Our History: Grinnell People in the News
Rear Admiral Conway Hillyer Arnold
When Conway Hillyer Arnold was born in New York City, November 14, 1848, the land where the Grinnell now sits was a dense thicket bordering Minnie’s Land, John James Audubon’s farm in northern Manhattan. More than sixty years later, when Rear Admiral Arnold and his wife Fannie moved into the newly-opened Grinnell, shortly after he retired as Commander of the Third Squadron of the Atlantic Fleet, all vestiges of the rural Minnie’s Land had disappeared beneath apartment buildings, sidewalks, and paved streets. During the decades that Minnie’s Land was progressing from farmland to cityscape, Arnold was working his way through the ranks of the United States Navy, ending his career when he reached the mandatory retirement age, 62.

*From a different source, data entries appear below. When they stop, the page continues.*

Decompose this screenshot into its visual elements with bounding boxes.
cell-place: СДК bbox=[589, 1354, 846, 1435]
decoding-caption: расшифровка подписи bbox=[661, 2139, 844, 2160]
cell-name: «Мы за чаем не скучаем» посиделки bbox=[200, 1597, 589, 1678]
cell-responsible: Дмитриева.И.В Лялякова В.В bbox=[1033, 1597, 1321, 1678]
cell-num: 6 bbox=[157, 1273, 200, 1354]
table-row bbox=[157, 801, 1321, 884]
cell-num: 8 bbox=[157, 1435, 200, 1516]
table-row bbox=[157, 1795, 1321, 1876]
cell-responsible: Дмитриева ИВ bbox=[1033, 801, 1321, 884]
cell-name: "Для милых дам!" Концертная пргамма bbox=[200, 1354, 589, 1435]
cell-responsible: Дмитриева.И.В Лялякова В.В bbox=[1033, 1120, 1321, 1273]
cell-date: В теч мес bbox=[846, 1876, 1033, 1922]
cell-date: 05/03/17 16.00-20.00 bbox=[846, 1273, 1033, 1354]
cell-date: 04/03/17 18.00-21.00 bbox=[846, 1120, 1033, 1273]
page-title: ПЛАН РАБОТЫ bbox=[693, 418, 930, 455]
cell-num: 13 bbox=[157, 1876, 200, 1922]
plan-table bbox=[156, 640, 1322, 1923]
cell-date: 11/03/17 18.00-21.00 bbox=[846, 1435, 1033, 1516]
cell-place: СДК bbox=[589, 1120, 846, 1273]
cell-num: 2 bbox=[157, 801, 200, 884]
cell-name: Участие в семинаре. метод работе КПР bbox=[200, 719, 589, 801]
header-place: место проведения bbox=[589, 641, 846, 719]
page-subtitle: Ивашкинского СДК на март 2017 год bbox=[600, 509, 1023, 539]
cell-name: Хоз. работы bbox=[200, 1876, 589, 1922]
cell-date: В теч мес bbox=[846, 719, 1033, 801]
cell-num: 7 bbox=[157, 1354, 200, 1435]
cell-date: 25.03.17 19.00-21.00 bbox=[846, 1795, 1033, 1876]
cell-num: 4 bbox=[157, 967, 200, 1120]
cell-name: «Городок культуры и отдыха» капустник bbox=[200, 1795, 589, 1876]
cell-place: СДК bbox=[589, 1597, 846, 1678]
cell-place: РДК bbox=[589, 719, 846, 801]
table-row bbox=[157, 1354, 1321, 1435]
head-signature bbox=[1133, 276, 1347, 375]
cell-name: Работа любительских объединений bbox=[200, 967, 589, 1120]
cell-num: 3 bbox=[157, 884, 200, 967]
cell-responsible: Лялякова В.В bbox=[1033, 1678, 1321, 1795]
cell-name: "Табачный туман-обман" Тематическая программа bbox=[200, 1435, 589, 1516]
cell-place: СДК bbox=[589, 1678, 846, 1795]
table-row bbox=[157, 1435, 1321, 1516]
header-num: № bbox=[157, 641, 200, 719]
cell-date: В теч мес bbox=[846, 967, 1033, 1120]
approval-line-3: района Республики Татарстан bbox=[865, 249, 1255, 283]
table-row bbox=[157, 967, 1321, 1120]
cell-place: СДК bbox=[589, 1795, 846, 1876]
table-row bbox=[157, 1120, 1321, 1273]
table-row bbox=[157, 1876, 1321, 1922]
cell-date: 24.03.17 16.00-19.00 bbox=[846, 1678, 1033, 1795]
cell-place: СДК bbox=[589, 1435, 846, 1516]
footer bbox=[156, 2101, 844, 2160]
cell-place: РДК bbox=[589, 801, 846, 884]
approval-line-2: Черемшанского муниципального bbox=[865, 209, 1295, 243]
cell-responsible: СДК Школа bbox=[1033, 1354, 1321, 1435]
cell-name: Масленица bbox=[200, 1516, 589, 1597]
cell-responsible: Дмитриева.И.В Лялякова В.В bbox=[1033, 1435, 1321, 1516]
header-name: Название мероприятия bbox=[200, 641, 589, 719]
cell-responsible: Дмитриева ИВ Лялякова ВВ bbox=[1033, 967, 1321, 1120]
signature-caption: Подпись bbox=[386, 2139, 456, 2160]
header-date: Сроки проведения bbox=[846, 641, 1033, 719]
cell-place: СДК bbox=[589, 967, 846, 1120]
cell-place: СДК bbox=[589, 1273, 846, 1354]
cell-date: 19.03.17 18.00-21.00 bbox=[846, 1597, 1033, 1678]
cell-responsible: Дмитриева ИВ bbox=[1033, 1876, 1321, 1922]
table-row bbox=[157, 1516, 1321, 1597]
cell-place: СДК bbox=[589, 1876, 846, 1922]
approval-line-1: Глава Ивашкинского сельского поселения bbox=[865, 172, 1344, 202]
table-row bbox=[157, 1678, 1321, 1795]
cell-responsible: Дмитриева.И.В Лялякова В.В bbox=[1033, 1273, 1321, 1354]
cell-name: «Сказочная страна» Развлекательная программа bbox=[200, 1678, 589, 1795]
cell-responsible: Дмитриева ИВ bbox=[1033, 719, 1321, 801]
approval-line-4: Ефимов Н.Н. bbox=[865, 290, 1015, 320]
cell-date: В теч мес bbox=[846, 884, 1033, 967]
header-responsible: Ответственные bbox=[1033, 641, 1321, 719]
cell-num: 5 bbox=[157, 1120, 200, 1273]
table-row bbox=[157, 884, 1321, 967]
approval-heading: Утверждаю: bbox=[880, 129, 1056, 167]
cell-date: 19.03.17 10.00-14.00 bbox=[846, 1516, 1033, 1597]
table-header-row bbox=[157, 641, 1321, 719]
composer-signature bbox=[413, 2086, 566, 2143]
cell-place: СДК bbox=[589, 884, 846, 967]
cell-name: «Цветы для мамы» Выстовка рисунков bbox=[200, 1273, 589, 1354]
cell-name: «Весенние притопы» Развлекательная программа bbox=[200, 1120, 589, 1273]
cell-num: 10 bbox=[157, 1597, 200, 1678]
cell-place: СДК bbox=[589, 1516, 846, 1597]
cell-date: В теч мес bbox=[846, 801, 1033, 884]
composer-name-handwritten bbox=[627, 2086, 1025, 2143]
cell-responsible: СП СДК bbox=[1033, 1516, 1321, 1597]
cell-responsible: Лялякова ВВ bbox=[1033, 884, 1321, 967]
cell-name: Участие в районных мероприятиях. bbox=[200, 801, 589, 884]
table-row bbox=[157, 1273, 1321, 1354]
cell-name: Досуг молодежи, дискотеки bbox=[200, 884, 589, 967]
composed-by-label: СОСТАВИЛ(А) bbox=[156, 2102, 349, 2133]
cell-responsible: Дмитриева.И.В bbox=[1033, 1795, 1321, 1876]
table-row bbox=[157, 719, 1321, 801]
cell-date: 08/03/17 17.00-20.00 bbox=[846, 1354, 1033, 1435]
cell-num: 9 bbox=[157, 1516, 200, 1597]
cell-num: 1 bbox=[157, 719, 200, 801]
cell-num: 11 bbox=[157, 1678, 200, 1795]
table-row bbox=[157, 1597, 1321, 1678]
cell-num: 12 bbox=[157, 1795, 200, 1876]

Arnold’s first commission was in 1868 (Ensign). He rose to Master in 1870 and Lieutenant in 1871 and in 1892 was commissioned Lieutenant Commander.  He became a Commander at the outbreak of the Spanish American War and Captain in 1902. Six years later he achieved the rank of Rear Admiral.  From 1892 to 1894, he had been in charge of the Branch Hydrographic Office and in 1902 became President of the Naval Board on Wireless Telegraphy.

Arnold came from a military family. His father, Commander Henry Nathan Tewkesbury Arnold, had commanded the Chicopee and his great-grandfather Lieutenant-Colonel John Conway fought in the Revolutionary War, qualifying his male descendents for membership in the Society of Cincinnati,

Though both of Arnold’s sons began military careers, neither saw active service. In December 1897, shortly after receiving an appointment to the United States Military Academy, Arnold's son William, suffering from severe headaches following a skating accident, shot himself in the head and died. A decade later, in 1908, the other son, Conway Hillyer Arnold, Jr., died of tuberculosis in Denver, Colorado, while in training prior to leaving for Europe. When his widow died two years later in an accident at Broadway and Sixty-sixth Street, Rear Admiral Arnold and his wife became guardians of their two grandchildren, Conrad H Arnold, III and Frances.

Rear Admiral Arnold became seriously ill in early 1917 and died at the Grinnell on July 16, 1917. After a funeral in New York, he was buried in Oak Hill Cemetery in Washington, D.C.